なかでも一目おきたいのが、プロが認める魚としても名高い、福島県内で水揚げされる、通称「常磐もの」。
冬のご馳走、「常磐もの」を求めて、美食家たちが足を運ぶ店とは。
六本木の1ツ星で味わう「常磐ものの鮨」がたまらない
『鮨 由う』
とある冬の日、酒と魚の相性を熟知したソムリエの田崎真也さんと、美食を楽しみに毎年福島へ通うアナウンサーの宇賀なつみさんが冬のご馳走を味わいに向かったのは、「常磐もの」を出す鮨屋。
常磐ものとは福島県浜通りと茨城県の沿岸海域で獲れる水産物の総称で、特にいわき市では「いわきの常磐もの」としてブランド化され、築地の食のプロの間でも高品質と認められる魚介である。
常磐もののレベルが高い所以は、第一に恵まれた漁場。釣りを目的に熱海に家をもつほど魚が好きな田崎さんも、福島の海についてこう話す。

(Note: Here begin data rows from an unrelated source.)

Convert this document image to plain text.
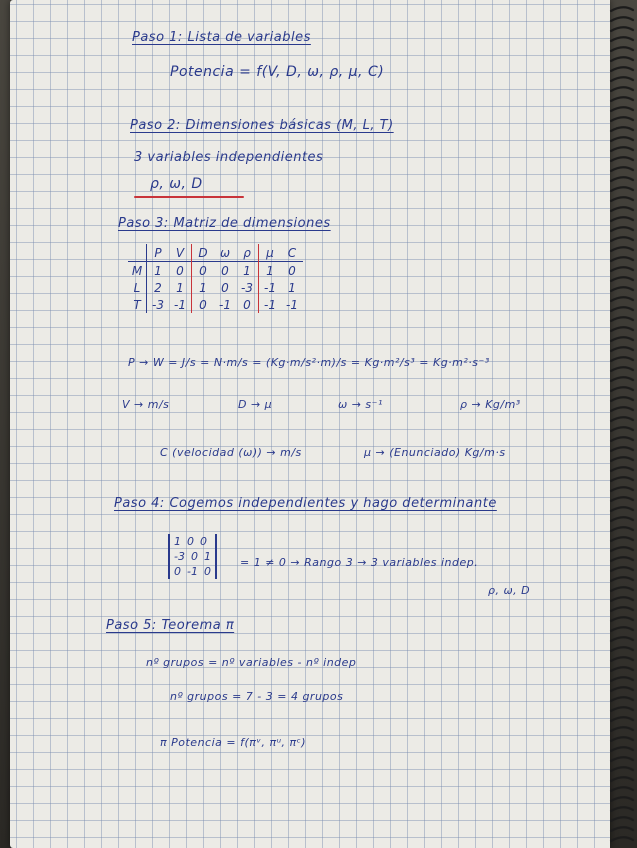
Paso 1: Lista de variables
Potencia = f(V, D, ω, ρ, μ, C)
Paso 2: Dimensiones básicas (M, L, T)
3 variables independientes
ρ, ω, D
Paso 3: Matriz de dimensiones
	P	V	D	ω	ρ	μ	C
M	1	0	0	0	1	1	0
L	2	1	1	0	-3	-1	1
T	-3	-1	0	-1	0	-1	-1
P → W = J/s = N·m/s = (Kg·m/s²·m)/s = Kg·m²/s³ = Kg·m²·s⁻³
V → m/s	D → μ	ω → s⁻¹	ρ → Kg/m³
C (velocidad (ω)) → m/s	μ → (Enunciado) Kg/m·s
Paso 4: Cogemos independientes y hago determinante
1 0 0
-3 0 1
0 -1 0
= 1 ≠ 0 → Rango 3 → 3 variables indep.
ρ, ω, D
Paso 5: Teorema π
nº grupos = nº variables - nº indep
nº grupos = 7 - 3 = 4 grupos
π Potencia = f(πᵛ, πᵘ, πᶜ)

「常磐沖は寒流と暖流が交わる潮目があるのでプランクトンが非常に豊か。魚はプランクトンが多いほど繁殖しますが、この海はその点でとても優れています」
この地域の海は黒潮と親潮がぶつかる「潮目」であり、黒潮とともに北上してきた様々な魚が、親潮で発生したプランクトンを食べて繁殖するため、質のいい魚が獲れると有名。
春子鯛と会津の日本酒「ロ万」の相性を味わった田崎さんも、「春子鯛は塩の加減や酢とのバランスが難しいですが、絶妙な状態で仕上げられていて流石だなと思いました。
繊細な身は酢飯との一体感も完璧。皮下にいい感じの脂がのっていて、会津の日本酒『ロ万』が旨味や甘みを上手く引き立てています」と太鼓判を押す。
そんな「常磐もの」を食べるに最適な店を訪れた宇賀さんは、実は取材をきっかけに9年間福島に通っている。
「福島に行ったら必ず現地の魚と日本酒をいただいています」と話し、東京の鮨屋でその組み合わせが堪能できることに目を輝かせた。
オープン初年から食通たちに高評価を得た実力店『鮨 由う』の大将・尾崎氏は、冬が旬である常磐もののヒラメやメヒカリ、アンコウを、「圧倒的に旨味がある」と採用する。
尾崎氏が魚を切り出すと、すでに常磐ものの身質のよさは見てとれるもので、例えばヒラメはもっちりとして包丁にまとわりつくほど。
春子鯛も、「常磐の春子鯛は身が柔らかめ。取り扱うのは難しいけど食べた時の口溶けのよさは最高です」と言う。